WASHINGTON/ISLAMABAD: Noting that Pakistan’s economy is showing signs of improvement, the International Monetary Fund has reported a “better-than-expected” GDP growth in the country.

The IMF also pointed in a report issued on Sunday that Pakistan had met nearly all of its quantitative performance markers and its reform programme remained broadly on track.

“Pakistan’s economy is showing signs of improved economic activity. Services and manufacturing are driving better-than-expected GDP growth, as reforms in the electricity sector seem to be bearing fruit with electricity shortages and unscheduled loadshedding declining,” the report observed.

Pakistan signed a $6.7 billion loan with the IMF in September, less than six years after the country’s last IMF bailout, mainly to repay the institution nearly $5 billion that Islamabad still owes.

Under the agreement, the IMF conducts periodic reviews to approve instalments of $550 million spread out over three years. So far Pakistan has received two instalments totalling nearly $1.1bn. The third instalment is up for consideration in late March.

To secure the loan, Pakistan committed to a reform-package designed to increase growth and improve financial stability. A dangerously low foreign currency reserve of $8.3bn and other weakness continue to keep the national economy unstable.

An IMF staff mission met Pakistani officials in Dubai from Feb 1 to 9 for discussions on the second review of Pakistan’s IMF-supported programme under the Extended Fund Facility.

Finance Minister Ishaq Dar led the Pakistani team, which included acting Governor State Bank of Pakistan Ashraf Wathra, Finance Secretary Dr Waqar Masood Khan and other senior officials.

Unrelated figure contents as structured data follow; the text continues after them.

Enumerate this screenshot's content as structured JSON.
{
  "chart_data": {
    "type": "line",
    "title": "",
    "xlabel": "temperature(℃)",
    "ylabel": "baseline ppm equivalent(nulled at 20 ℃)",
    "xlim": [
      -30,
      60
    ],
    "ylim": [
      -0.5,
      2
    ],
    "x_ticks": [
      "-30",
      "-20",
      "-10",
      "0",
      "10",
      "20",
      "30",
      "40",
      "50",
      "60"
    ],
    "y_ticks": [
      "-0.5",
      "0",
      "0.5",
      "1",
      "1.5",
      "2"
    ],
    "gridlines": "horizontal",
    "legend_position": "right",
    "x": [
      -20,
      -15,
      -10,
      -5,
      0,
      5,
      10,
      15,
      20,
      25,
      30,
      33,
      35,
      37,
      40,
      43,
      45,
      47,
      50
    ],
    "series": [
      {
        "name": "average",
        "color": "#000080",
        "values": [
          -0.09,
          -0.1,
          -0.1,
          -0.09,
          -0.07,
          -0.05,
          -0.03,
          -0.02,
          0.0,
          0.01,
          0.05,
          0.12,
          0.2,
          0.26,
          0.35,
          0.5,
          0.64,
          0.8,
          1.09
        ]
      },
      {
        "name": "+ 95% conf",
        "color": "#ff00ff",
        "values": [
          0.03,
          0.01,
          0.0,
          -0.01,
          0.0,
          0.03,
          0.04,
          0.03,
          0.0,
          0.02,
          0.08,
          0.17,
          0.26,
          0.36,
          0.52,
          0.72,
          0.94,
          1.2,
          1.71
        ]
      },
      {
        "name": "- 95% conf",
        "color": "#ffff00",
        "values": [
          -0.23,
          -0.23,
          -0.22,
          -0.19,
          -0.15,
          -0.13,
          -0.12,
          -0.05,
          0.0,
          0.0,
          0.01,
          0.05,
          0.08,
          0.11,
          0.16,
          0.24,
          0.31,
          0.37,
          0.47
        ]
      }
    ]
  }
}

At the conclusion of the mission, the head of the IMF team, Jeffrey Franks, said that they were encouraged by the overall progress made in pushing ahead with policies to strengthen macroeconomic stability and reviving economic growth.

“Led by large-scale manufacturing and service sectors, growth is picking up and is now expected to reach about 3.1 per cent for fiscal year 2013-14 as a whole, compared to the earlier estimate of 2.8pc,” he said.

“Fiscal performance continued on track in the second quarter of 2013-14, with initial consolidation efforts relying on revenue mobilisation and reduction in energy subsidies.”

The IMF report, however, pointed that on the external side “pressures on the balance of payments were likely to persist for some months”. But it also noted that the SBP had continued its efforts to rebuild reserve, and the foreign exchange market had stabilised.

“The authority’s reform programme remains broadly on track, with the government meeting all of the quantitative performance criteria by end December 2013, with the exception of the targets on SBP’s net swap/forward positions and the ceiling on government borrowing from SBP,” Mr Franks said.

At the Dubai meeting, Pakistani officials reaffirmed their commitment to adopt the necessary corrective actions, including measures to improve the financing of government debt through a medium-term strategy of institutional development and deepening of the government’s securities market.

Progress on the unwinding of the SBP’s swap/forward positions to reach programme limits is under way, and progress on this front is satisfactory so far. “The mission recognises the authorities’ resolve to pursue agreed structural reforms to enhance medium-term growth prospects and rebuild foreign exchange reserves to underpin investor confidence,” Mr Franks said.

He emphasised that timely implementation of reform measures articulated in the National Energy Policy was of high priority in ensuring affordable and reliable supply of energy.

Recognising that fixing Pakistan’s energy problem calls for a medium-term strategy of sustained reform, Pakistani authorities agreed to press forward with efforts to improve energy sector governance, promote private investment in electricity power generation and modernisation, and transition to a market-based system of gas pricing.

The mission noted that the government’s privatisation agenda remained on track with capital market transactions for some companies, investments by strategic investors in others, and restructuring to improve resource allocation and limit poor performance.

The IMF reminded Pakistani authorities that “decisive efforts” to broaden the tax net through the elimination of tax exemptions and loopholes granted through statutory regulatory orders were critical to the future of Pakistan’s economy.

“Protecting the most vulnerable from the direct and indirect impact of fiscal adjustment continues to be a priority of the IMF as well as the government of Pakistan,” Mr Franks said.

To that end, the mission acknowledged the government’s efforts to deepen its support to the poor through expanding the Income Support Programme, and other mechanisms. The IMF also welcomed Pakistan’s commitment to upgrade the delivery system to ensure timely payments to 4.9 million eligible families.

The IMF mission staff will prepare a report for the IMF executive board on the second review under Pakistan’s EFF that is tentatively scheduled for consideration in late-March, 2014. Upon approval, about $550 million would be made available to Pakistan.